Но потом она едва слышно представила:

— Это…

— Я мать Руфь, приятно познакомиться, святой отец, — сказала женщина, протянув длинную тонкую ладонь и рассматривая меня оценивающим взглядом. Насколько я мог судить, ее рост был примерно метр восемьдесят. Волосы были короткими и черными как смоль, с редкими седыми прядями. Вокруг серых, цвета дыма, глаз собрались морщинки, появляющиеся от слишком долгого пребывания на солнце. Она была одной из самых привлекательных женщин, встреченных мной за долгое время.

— Мы с Кларой… гм, матерью Руфью несколько лет жили в одной комнате, — начала Тилли.

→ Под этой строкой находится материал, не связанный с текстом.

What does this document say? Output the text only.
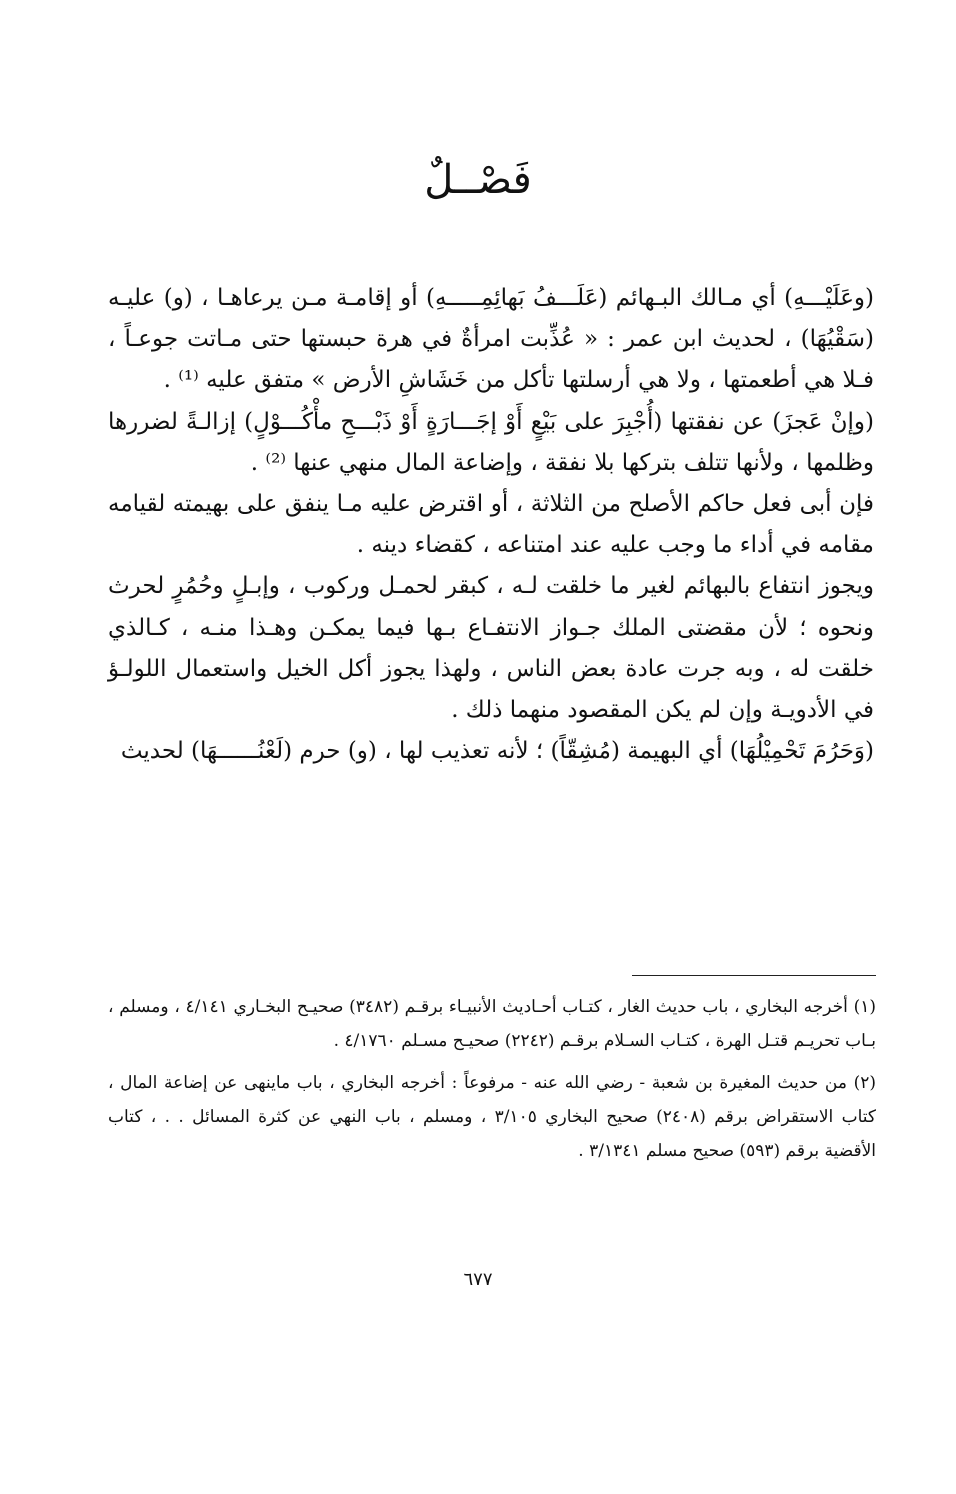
فَصْــلٌ

(وعَلَيْـــهِ) أي مـالك البـهائم (عَلَـــفُ بَهائِمِـــــهِ) أو إقامـة مـن يرعاهـا ، (و) عليـه (سَقْيُهَا) ، لحديث ابن عمر : « عُذِّبت امرأةٌ في هرة حبستها حتى مـاتت جوعـاً ، فـلا هي أطعمتها ، ولا هي أرسلتها تأكل من خَشَاشِ الأرض » متفق عليه ⁽¹⁾ .

(وإنْ عَجزَ) عن نفقتها (أُجْبِرَ على بَيْعٍ أَوْ إجَـــارَةٍ أَوْ ذَبْـــحِ مأْكُـــوْلٍ) إزالـةً لضررها وظلمها ، ولأنها تتلف بتركها بلا نفقة ، وإضاعة المال منهي عنها ⁽²⁾ .

فإن أبى فعل حاكم الأصلح من الثلاثة ، أو اقترض عليه مـا ينفق على بهيمته لقيامه مقامه في أداء ما وجب عليه عند امتناعه ، كقضاء دينه .

ويجوز انتفاع بالبهائم لغير ما خلقت لـه ، كبقر لحمـل وركوب ، وإبـلٍ وحُمُرٍ لحرث ونحوه ؛ لأن مقضتى الملك جـواز الانتفـاع بـها فيما يمكـن وهـذا منـه ، كـالذي خلقت له ، وبه جرت عادة بعض الناس ، ولهذا يجوز أكل الخيل واستعمال اللولـؤ في الأدويـة وإن لم يكن المقصود منهما ذلك .

(وَحَرُمَ تَحْمِيْلُهَا) أي البهيمة (مُشِقّاً) ؛ لأنه تعذيب لها ، (و) حرم (لَعْنُــــــهَا) لحديث

(١) أخرجه البخاري ، باب حديث الغار ، كتـاب أحـاديث الأنبيـاء برقـم (٣٤٨٢) صحيـح البخـاري ٤/١٤١ ، ومسلم ، بـاب تحريـم قتـل الهرة ، كتـاب السـلام برقـم (٢٢٤٢) صحيـح مسـلم ٤/١٧٦٠ .

(٢) من حديث المغيرة بن شعبة - رضي الله عنه - مرفوعاً : أخرجه البخاري ، باب ماينهى عن إضاعة المال ، كتاب الاستقراض برقم (٢٤٠٨) صحيح البخاري ٣/١٠٥ ، ومسلم ، باب النهي عن كثرة المسائل . . ، كتاب الأقضية برقم (٥٩٣) صحيح مسلم ٣/١٣٤١ .

٦٧٧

— Когда мы были послушницами, еще во времена Всемирного потопа.

Высокая женщина улыбнулась. Она обратилась к Тилли.

— Я знала, что ты очень давно покинула орден, да? Но никто не мог сказать мне, где тебя искать. Исчезла и не оставила никакого адреса, куда писать. Из Тенанго немного увидишь, уж поверь.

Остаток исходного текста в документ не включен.